The Domaine Barthod-Noellat was founded in the late 1920s and obviously is a fusion of the work of two families: Noellat & Barthod. Gaston Barthod, whose family originated in the Jura, married into the Noellat family and took over the direction of the domaine after his military service concluded in the 1950s.
Ghislaine, Gaston’s daughter, began an intense apprenticeship with her father in the 1980s. She has brought new vigor and a distinct touch to every area of concern from vineyard management to vinification but always with the profound regard for the purity of pinot noir and the character of the wines of Chambolle. Under her leadership, the reputation of this estate has deservedly grown internationally. The Domaine Ghislaine Barthod is now a standard bearer for the great wines of Chambolle Musigny.
Ghislaine Barthod’s holdings cover 5.86 hectares in the commune of Chambolle and in neighboring Gilly-les-Citeaux. The soil of Chambolle is more spare than that of neighboring Morey and Gevrey. Limestone gravel covers the surface and the layer of topsoil is very thin. As a result, the wines of Chambolle are noted for their finesse and delicacy. The average age of the vines on the Barthod estate is over 30 years old. Yields are always modest; a vigorous pruning and occasional “green harvest” are practiced.
The vineyard holdings encompass the very top sites in this esteemed village. Fuées, Cras, Baudes, and Veroilles virtually surround the great Bonnes Mares, each giving a partial taste of that Grand Cru; the centrally-located Charmes seems to fuse all the elements of Chambolle; and, the friendly Beaux Bruns and rigorous Châtelots serve as counterpoints one to the other. Ghislaine has recently added a small parcel in “Aux Combottes” to round out the holdings of the estate.

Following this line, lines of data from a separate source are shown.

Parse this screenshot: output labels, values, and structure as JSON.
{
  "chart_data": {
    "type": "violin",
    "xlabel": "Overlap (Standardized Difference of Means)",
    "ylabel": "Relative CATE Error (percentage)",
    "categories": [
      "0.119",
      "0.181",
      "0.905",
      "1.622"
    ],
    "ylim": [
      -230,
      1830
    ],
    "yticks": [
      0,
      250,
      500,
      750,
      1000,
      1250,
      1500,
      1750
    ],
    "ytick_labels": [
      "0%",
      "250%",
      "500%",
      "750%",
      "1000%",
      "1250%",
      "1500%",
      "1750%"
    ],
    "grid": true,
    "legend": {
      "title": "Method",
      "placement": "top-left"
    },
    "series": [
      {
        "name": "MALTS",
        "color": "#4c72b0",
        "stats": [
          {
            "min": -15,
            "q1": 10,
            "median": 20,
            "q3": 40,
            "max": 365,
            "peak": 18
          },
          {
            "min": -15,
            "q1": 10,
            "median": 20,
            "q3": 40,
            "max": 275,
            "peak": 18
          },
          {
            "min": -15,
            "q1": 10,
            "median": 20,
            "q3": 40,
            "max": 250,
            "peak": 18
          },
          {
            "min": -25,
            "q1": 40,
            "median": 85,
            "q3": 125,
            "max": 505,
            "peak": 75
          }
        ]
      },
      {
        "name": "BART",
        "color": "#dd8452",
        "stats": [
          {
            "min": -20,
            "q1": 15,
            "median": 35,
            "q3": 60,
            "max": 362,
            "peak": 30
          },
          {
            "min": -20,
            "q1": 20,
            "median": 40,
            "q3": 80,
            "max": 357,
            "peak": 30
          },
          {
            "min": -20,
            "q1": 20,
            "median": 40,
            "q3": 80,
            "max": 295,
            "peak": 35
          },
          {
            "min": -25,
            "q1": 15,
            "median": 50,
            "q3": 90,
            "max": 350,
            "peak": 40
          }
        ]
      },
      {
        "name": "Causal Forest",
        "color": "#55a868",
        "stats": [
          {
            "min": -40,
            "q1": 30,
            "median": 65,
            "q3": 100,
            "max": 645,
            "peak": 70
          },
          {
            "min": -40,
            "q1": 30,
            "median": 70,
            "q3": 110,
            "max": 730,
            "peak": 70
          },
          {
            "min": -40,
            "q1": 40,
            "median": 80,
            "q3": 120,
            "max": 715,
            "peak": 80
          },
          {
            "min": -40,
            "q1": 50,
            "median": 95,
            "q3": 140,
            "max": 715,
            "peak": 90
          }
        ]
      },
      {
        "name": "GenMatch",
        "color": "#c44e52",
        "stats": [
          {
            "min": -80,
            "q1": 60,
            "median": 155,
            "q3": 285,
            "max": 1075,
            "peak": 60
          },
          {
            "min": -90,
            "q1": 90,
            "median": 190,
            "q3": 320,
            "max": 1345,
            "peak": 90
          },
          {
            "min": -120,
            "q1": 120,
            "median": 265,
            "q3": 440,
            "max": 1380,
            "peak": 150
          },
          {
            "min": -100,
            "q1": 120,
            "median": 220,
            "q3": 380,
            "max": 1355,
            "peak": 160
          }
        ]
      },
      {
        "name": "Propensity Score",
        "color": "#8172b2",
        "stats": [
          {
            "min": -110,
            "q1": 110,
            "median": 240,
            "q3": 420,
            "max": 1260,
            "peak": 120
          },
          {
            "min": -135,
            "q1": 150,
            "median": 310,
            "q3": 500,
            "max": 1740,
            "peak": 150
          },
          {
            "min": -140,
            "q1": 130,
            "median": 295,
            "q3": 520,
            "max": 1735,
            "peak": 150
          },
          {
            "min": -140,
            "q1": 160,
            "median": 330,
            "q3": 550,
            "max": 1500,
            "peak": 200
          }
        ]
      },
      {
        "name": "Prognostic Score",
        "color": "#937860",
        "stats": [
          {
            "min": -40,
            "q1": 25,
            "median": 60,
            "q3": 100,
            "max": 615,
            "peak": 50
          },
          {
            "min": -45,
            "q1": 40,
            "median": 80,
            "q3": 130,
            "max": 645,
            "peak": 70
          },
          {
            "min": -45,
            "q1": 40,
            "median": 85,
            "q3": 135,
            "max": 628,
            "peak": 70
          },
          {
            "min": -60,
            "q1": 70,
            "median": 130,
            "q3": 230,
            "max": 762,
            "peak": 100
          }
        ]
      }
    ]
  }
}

Ghislaine follows traditional methods of vinification and carefully ages her wines. The grapes are partially destemmed before going into the fermentation vats. Only natural yeasts are used. The more sluggish start encountered when working with wild yeast gives the must a natural period of maceration before fermentation begins. The length varies from 2 to 5 days and is dependent upon temperatures. After fermentation, the wines are racked into small barrels (about 20% to 25% of which are new) and aged for about 20 months. These wines are particularly ageworthy and offer the rare privilege of deeply exploring the terroir of this singular village.